Светлый фон

— Чувство мое не может измениться, вы знаете, но я прошу не ездить, умоляю вас, — сказал он опять по-французски с нежностью в голосе, но с холодностью во взгляде.

Она не слышала слов, но видела холодность взгляда и с раздражением отвечала:

— А я прошу вас объявить, почему я не должна ехать.

— Потому что… потому что… — он замялся, а затем схватился за объяснение, которое не было истинной причиной его нежелания, но которое тем не менее было веской причиной для того, чтобы не ехать: — Потому, что вы не можете быть там с Андроидом Карениной! Прогулки на публике с роботом-компаньоном — прекрасный повод для вашего мужа и его приспешников забрать его, чтобы подвергнуть нелепой корректировке!

— Это риск, на который я готова пойти, — сказала она, исполненная ненавистью к Вронскому, к Алексею Александровичу, ко всей этой унизительной ситуации.

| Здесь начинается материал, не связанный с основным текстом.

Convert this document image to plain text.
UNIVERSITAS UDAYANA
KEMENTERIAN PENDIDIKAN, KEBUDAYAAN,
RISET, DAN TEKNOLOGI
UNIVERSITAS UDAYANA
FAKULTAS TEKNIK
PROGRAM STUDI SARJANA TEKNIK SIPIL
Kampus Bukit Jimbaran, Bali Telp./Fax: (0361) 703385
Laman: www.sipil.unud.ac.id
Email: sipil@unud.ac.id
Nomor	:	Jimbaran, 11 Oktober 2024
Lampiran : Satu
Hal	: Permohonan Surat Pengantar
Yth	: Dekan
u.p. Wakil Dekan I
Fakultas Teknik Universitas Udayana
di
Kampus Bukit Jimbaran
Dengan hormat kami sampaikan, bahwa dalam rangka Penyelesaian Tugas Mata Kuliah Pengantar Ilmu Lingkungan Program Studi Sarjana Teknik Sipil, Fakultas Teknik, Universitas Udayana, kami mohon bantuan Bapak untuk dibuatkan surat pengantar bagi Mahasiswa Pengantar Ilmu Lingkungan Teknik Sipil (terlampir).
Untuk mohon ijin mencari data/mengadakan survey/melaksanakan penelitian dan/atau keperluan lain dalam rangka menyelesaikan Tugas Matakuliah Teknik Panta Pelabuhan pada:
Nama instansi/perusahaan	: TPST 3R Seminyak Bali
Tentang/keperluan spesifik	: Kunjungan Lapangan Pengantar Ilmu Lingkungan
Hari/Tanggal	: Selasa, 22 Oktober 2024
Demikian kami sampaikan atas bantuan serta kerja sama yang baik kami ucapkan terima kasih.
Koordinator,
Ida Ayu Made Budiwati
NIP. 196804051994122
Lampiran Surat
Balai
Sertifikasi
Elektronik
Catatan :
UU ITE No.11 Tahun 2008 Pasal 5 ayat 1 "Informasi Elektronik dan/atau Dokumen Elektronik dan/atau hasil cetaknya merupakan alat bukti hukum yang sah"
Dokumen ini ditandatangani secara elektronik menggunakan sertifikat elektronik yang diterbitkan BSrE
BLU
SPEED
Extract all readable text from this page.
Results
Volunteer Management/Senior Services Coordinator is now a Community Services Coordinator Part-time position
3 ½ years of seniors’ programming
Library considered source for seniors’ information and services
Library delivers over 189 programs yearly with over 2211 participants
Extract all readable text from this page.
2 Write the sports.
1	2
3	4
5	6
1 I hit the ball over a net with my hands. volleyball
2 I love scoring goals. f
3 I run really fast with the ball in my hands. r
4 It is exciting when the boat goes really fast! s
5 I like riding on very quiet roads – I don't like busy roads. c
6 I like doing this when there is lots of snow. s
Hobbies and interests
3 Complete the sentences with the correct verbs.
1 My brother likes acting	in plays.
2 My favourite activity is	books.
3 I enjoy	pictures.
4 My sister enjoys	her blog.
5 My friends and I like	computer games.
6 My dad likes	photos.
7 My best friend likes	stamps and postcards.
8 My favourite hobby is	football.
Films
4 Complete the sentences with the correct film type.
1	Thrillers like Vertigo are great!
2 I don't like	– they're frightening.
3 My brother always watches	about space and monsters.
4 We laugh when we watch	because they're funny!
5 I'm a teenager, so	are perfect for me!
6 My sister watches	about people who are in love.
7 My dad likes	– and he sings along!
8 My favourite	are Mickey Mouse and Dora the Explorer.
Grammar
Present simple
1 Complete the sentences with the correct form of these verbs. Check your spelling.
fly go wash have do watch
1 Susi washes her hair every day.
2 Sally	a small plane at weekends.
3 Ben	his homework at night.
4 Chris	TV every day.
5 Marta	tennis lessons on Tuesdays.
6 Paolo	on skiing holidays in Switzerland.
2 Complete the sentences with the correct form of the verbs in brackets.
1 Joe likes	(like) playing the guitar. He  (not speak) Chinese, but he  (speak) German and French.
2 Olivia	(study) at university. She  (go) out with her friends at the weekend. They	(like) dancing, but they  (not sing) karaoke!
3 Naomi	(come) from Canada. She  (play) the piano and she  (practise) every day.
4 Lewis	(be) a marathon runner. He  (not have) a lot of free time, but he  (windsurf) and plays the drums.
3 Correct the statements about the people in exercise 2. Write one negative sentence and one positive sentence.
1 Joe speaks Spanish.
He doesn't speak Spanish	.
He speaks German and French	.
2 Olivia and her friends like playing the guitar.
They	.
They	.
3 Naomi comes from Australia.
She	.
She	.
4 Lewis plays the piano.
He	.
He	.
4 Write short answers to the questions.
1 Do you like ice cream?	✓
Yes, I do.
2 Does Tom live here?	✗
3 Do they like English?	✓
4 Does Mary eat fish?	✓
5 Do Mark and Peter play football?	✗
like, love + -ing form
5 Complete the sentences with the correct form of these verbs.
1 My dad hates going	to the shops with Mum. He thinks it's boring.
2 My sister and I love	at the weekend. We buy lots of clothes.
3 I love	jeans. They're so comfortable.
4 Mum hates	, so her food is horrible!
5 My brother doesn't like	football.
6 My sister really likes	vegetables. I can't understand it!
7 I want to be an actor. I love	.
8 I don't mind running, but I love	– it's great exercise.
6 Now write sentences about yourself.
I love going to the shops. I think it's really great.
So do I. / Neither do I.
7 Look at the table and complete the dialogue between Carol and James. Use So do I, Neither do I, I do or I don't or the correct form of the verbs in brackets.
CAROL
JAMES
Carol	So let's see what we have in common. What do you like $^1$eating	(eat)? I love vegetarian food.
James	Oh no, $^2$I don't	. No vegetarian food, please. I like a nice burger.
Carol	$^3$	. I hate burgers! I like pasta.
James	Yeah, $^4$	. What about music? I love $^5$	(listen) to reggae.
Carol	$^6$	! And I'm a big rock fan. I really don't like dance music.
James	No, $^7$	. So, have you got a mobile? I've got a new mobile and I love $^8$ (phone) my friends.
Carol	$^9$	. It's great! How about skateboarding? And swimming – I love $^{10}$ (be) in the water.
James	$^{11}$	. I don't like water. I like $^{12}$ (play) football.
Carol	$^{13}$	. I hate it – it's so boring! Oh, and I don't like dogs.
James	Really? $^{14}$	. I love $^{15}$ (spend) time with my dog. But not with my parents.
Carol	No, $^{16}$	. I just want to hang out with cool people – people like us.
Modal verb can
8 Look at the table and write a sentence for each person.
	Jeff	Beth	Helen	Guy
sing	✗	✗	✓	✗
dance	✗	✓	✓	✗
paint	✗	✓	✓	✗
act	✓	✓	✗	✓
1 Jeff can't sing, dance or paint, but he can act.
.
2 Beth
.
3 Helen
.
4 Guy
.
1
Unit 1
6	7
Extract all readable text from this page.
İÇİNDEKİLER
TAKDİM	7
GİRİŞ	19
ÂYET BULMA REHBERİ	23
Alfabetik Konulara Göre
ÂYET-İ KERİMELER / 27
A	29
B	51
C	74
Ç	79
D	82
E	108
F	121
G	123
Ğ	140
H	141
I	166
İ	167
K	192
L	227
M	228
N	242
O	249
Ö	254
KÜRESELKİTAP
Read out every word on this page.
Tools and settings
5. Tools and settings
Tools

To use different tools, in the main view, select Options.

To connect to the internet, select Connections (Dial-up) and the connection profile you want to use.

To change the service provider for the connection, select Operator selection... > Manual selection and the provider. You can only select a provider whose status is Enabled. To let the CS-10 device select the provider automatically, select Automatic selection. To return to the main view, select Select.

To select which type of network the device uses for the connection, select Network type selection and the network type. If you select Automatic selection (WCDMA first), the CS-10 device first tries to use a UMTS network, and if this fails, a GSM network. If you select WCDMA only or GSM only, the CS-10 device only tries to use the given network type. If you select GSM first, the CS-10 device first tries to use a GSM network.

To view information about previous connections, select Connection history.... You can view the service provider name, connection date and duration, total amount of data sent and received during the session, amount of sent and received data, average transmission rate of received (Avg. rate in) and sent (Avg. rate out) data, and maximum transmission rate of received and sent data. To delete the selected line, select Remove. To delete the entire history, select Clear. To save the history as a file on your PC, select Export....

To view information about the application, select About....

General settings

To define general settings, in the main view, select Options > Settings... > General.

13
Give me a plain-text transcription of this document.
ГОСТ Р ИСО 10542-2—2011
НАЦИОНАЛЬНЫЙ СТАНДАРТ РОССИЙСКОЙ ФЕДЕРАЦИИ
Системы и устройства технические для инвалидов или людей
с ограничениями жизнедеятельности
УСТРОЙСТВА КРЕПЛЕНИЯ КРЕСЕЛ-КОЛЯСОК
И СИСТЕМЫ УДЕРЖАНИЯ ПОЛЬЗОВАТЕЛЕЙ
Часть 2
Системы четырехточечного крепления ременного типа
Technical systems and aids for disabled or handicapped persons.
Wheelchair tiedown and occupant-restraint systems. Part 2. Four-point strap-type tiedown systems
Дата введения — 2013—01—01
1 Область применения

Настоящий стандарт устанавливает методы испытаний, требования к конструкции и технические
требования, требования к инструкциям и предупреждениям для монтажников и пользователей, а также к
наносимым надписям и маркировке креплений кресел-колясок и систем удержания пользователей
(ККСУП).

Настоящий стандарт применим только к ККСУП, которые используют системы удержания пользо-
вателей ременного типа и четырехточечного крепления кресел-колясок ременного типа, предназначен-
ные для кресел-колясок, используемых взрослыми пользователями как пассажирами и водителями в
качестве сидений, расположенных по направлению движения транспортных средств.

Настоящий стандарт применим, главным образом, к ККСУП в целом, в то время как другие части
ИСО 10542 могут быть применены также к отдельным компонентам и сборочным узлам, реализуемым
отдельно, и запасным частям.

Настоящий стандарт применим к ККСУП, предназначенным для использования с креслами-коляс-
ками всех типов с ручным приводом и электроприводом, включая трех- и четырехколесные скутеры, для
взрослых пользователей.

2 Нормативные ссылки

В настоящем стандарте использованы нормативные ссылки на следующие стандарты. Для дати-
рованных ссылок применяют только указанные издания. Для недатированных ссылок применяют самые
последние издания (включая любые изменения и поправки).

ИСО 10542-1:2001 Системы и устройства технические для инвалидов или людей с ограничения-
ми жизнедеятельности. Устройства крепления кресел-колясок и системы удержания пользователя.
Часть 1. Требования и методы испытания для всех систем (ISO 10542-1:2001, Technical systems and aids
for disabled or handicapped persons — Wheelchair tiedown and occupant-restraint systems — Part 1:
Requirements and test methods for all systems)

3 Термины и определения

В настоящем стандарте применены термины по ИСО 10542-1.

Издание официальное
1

Она не проклинала и всем сердцем любила только своего Андроида. Повернувшись к роботу, Каренина с нежностью произнесла:

— Это риск, на который мы готовы пойти. Не правда ли, моя дорогая?

В ответ робот с нежностью подмигнул своей хозяйке и следом за ней отправился в Громкий Голос XIV.

Глава 18

Глава 18

Вронский в первый раз испытывал против Анны чувство досады, почти злобы за ее умышленное непонимание своего положения. Чувство это усиливалось еще тем, что он не мог выразить ей причину своей досады. Если б он сказал ей прямо то, что он думал, то он сказал бы: «В этом наряде, с известной всем княжной появиться в театре — значило не только признать свое положение погибшей женщины, но и бросить вызов свету, то есть навсегда отречься от него».

Чего не мог понять Вронский, так это того, что опасения эти потеряли уже всякий смысл. После вечера, проведенного в Громком Голосе XIV, вечера, который надолго запомнится россиянам принесенными слезами и страданием, он поймет гораздо больше.

Оставшись один после отъезда Анны, Вронский встал со стула и принялся ходить по комнате.

— Да нынче что? Четвертый абонемент… — Лупо громко гавкнул, наклонил голову и четырежды провел когтем правой лапы по тяжелому деревянному паркету. — Да, конечно же, четвертый абонемент. Егор с женою там и мать, вероятно. Это значит — весь Петербург там. Теперь она вошла, сняла шубку и вышла на свет. Тушкевич, Яшвин, княжна Варвара… — представлял он себе. — Что ж я-то? Или я боюсь, или передал покровительство над ней Тушкевичу? Как ни смотри — глупо, глупо… И зачем она ставит меня в такое положение? — сказал он, махнув рукой.

— Вставай, дружище, — зло прорычал Вронский, и его свирепый робот-компаньон повиновался приказу, — мы едем в театр.